Ford’s next step is deploying the light bar in the real world. It plans to equip a small fleet of Fusion Hybrid self-driving development vehicles in Miami-Dade County, where they’ll be used by Pittsburgh-based, Ford-backed transportation startup Argo AI. It’s also conducting research in Europe to get a sense of how the signals are interpreted “across regions and cultures,” and it’s working with the International Organization of Standardization (ISO) and the Society of Automotive Engineers (SAE) to settle on a standard that other self-driving car OEMs and automakers will be able to adopt.
“Our goal is to reach an agreement in three core areas — placement of the signals on a vehicle, design of the signals and the color of the light signals themselves,” Shutko wrote. “Of course, we recognize some design elements may need to change as we move forward, and we’re open to working together to do that if necessary to find the best possible communication interface.”
Ford’s proposals contribute to a small but growing body of work in autonomous car signaling systems.

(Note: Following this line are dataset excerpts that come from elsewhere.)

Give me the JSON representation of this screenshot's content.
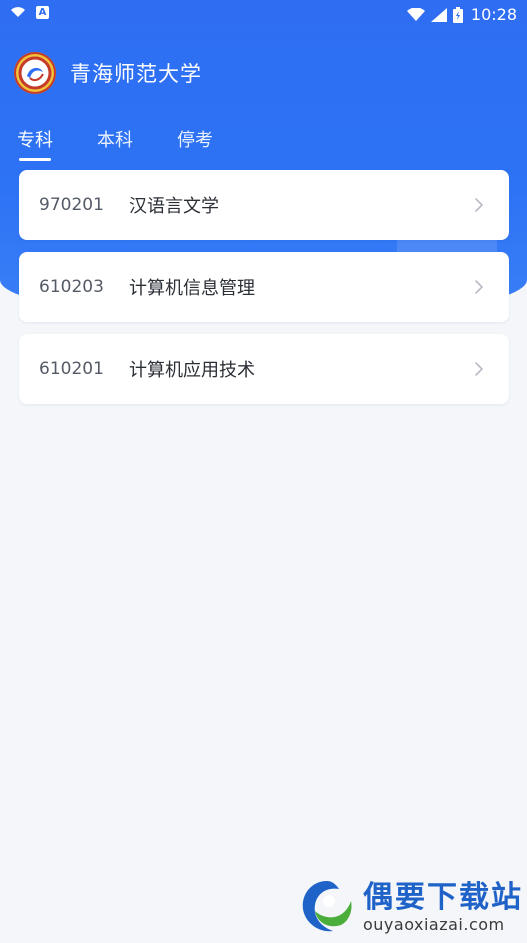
{
  "status_bar": {
    "left_icons": [
      "wifi-icon",
      "notification-a-icon"
    ],
    "a_label": "A",
    "right_icons": [
      "wifi-signal-icon",
      "cell-signal-icon",
      "battery-icon"
    ],
    "time": "10:28"
  },
  "header": {
    "logo_icon": "school-logo-icon",
    "school_name": "青海师范大学"
  },
  "tabs": [
    {
      "label": "专科",
      "active": true
    },
    {
      "label": "本科",
      "active": false
    },
    {
      "label": "停考",
      "active": false
    }
  ],
  "majors": [
    {
      "code": "970201",
      "name": "汉语言文学"
    },
    {
      "code": "610203",
      "name": "计算机信息管理"
    },
    {
      "code": "610201",
      "name": "计算机应用技术"
    }
  ],
  "watermark": {
    "logo_icon": "site-logo-icon",
    "title": "偶要下载站",
    "url": "ouyaoxiazai.com"
  },
  "colors": {
    "primary": "#2f6ef2",
    "background": "#f4f6f9",
    "card": "#ffffff",
    "watermark_blue": "#1f63c9"
  }
}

Volvo’s 360c concept employs lights and audible alarms to warn pedestrians and drivers of its intention. And startup Drive.ai’s vans, which hit the streets of Frisco, Texas earlier this year, have roof-mounted screens that display written cues, symbols, and emoji to communicate their next course of action.
“We wanted to set people’s expectations that these are self-driving cars, so that they treat [them] differently from other vehicles,” Sameep Tandon, Drive.ai cofounder and CEO, told VentureBeat in a phone interview this summer.
That appears to be Ford’s endgame, too.